The transmission pattern of ALPS5 in the families reported by Kuehn et al. (2014) and Schubert et al. (2014) was consistent with autosomal dominant inheritance and incomplete penetrance.

Molecular Genetics

In 6 patients from 4 families with autoimmune lymphoproliferative syndrome type V, Kuehn et al. (2014) identified 4 different heterozygous loss-of-function mutations in the CTLA4 gene (see, e.g., 123890.0003-123890.0005). The mutation in the first family was found by whole-exome sequencing; mutations in subsequent families were found by direct screening of the CTLA4 gene in 23 unrelated probands with a similar phenotype. Knockdown of CTLA4 using siRNA in control mononuclear cells recapitulated the hyperproliferative T-cell phenotype observed in the patients. The findings demonstrated that full expression of CTLA4 is required to govern T- and B-cell lymphocyte homeostasis, and that reduction of CTLA4 expression contributes to loss of immune tolerance and causes infiltrative autoimmune disease.

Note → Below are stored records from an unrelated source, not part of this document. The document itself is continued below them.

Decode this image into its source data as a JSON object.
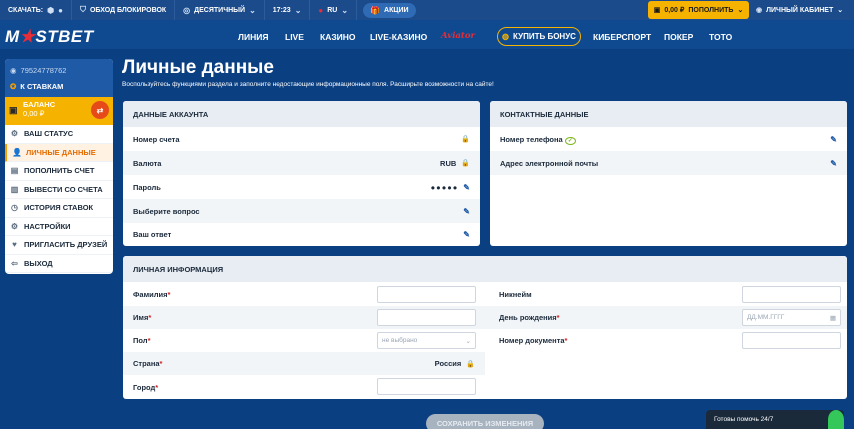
{
  "topbar": {
    "download_label": "СКАЧАТЬ:",
    "bypass_label": "ОБХОД БЛОКИРОВОК",
    "odds_format": "ДЕСЯТИЧНЫЙ",
    "time": "17:23",
    "lang": "RU",
    "promo_label": "АКЦИИ",
    "balance": "0,00 ₽",
    "deposit_label": "ПОПОЛНИТЬ",
    "cabinet_label": "ЛИЧНЫЙ КАБИНЕТ"
  },
  "brand": {
    "name_pre": "M",
    "name_post": "STBET",
    "star": "★",
    "accent": "#e62d38",
    "gold": "#f5b300"
  },
  "nav": {
    "line": "ЛИНИЯ",
    "live": "LIVE",
    "casino": "КАЗИНО",
    "live_casino": "LIVE-КАЗИНО",
    "aviator": "Aviator",
    "buy_bonus": "КУПИТЬ БОНУС",
    "esports": "КИБЕРСПОРТ",
    "poker": "ПОКЕР",
    "toto": "ТОТО"
  },
  "sidebar": {
    "phone": "79524778762",
    "to_bets": "К СТАВКАМ",
    "balance_label": "БАЛАНС",
    "balance_value": "0,00 ₽",
    "items": [
      {
        "label": "ВАШ СТАТУС",
        "icon": "status-icon",
        "glyph": "⚙"
      },
      {
        "label": "ЛИЧНЫЕ ДАННЫЕ",
        "icon": "person-icon",
        "glyph": "👤"
      },
      {
        "label": "ПОПОЛНИТЬ СЧЕТ",
        "icon": "deposit-icon",
        "glyph": "▤"
      },
      {
        "label": "ВЫВЕСТИ СО СЧЕТА",
        "icon": "withdraw-icon",
        "glyph": "▥"
      },
      {
        "label": "ИСТОРИЯ СТАВОК",
        "icon": "history-icon",
        "glyph": "◷"
      },
      {
        "label": "НАСТРОЙКИ",
        "icon": "settings-icon",
        "glyph": "⚙"
      },
      {
        "label": "ПРИГЛАСИТЬ ДРУЗЕЙ",
        "icon": "invite-icon",
        "glyph": "♥"
      },
      {
        "label": "ВЫХОД",
        "icon": "logout-icon",
        "glyph": "⇦"
      }
    ]
  },
  "page": {
    "title": "Личные данные",
    "subtitle": "Воспользуйтесь функциями раздела и заполните недостающие информационные поля. Расширьте возможности на сайте!"
  },
  "account": {
    "title": "ДАННЫЕ АККАУНТА",
    "account_number": "Номер счета",
    "currency": "Валюта",
    "currency_value": "RUB",
    "password": "Пароль",
    "password_mask": "●●●●●",
    "question": "Выберите вопрос",
    "answer": "Ваш ответ"
  },
  "contacts": {
    "title": "КОНТАКТНЫЕ ДАННЫЕ",
    "phone": "Номер телефона",
    "email": "Адрес электронной почты"
  },
  "personal": {
    "title": "ЛИЧНАЯ ИНФОРМАЦИЯ",
    "surname": "Фамилия",
    "name": "Имя",
    "gender": "Пол",
    "gender_placeholder": "не выбрано",
    "country": "Страна",
    "country_value": "Россия",
    "city": "Город",
    "nickname": "Никнейм",
    "birthday": "День рождения",
    "birthday_placeholder": "ДД.ММ.ГГГГ",
    "document": "Номер документа",
    "req": "*"
  },
  "actions": {
    "save": "СОХРАНИТЬ ИЗМЕНЕНИЯ"
  },
  "chat": {
    "label": "Готовы помочь 24/7"
  }
}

In 11 patients from 6 unrelated families with ALPS5, Schubert et al. (2014) identified 6 different heterozygous mutations in the CTLA4 gene (see, e.g., 123890.0006-123890.0008). The mutation in the first family was found by whole-exome sequencing; mutations in subsequent families were found by direct screening of the CTLA4 gene in 71 unrelated probands with CVID and enteropathy or autoimmunity. Patient regulatory T cells showed decreased CTLA4 protein expression. In vitro studies showed impaired suppressive function of regulatory T cells and impaired ligand capture and transendocytosis of CD80 (112203).

Animal Model

Waterhouse et al. (1995) showed that homozygous Ctla4 gene-targeted mice accumulated T-cell blasts in their lymph nodes and spleens, which were enlarged 5 to 10 times normal. Ctla4-deficient mice had much higher serum immunoglobulin concentrations than normal, their B cells exhibited activation markers, and many of their tissues showed extensive lymphocyte proliferation. The Ctla4-knockout mice became moribund by 3 to 4 weeks of age and died of apparent myocardial failure due to lymphocytic infiltration. Although Ctla4-deficient T cells proliferated spontaneously and strongly when stimulated through the T-cell receptor, they were sensitive to cell death induced by cross-linking of the Fas receptor (134637) and by gamma irradiation. Through these and other findings, the authors concluded that CTLA4 plays an important inhibitory role in regulating lymphocyte expansion.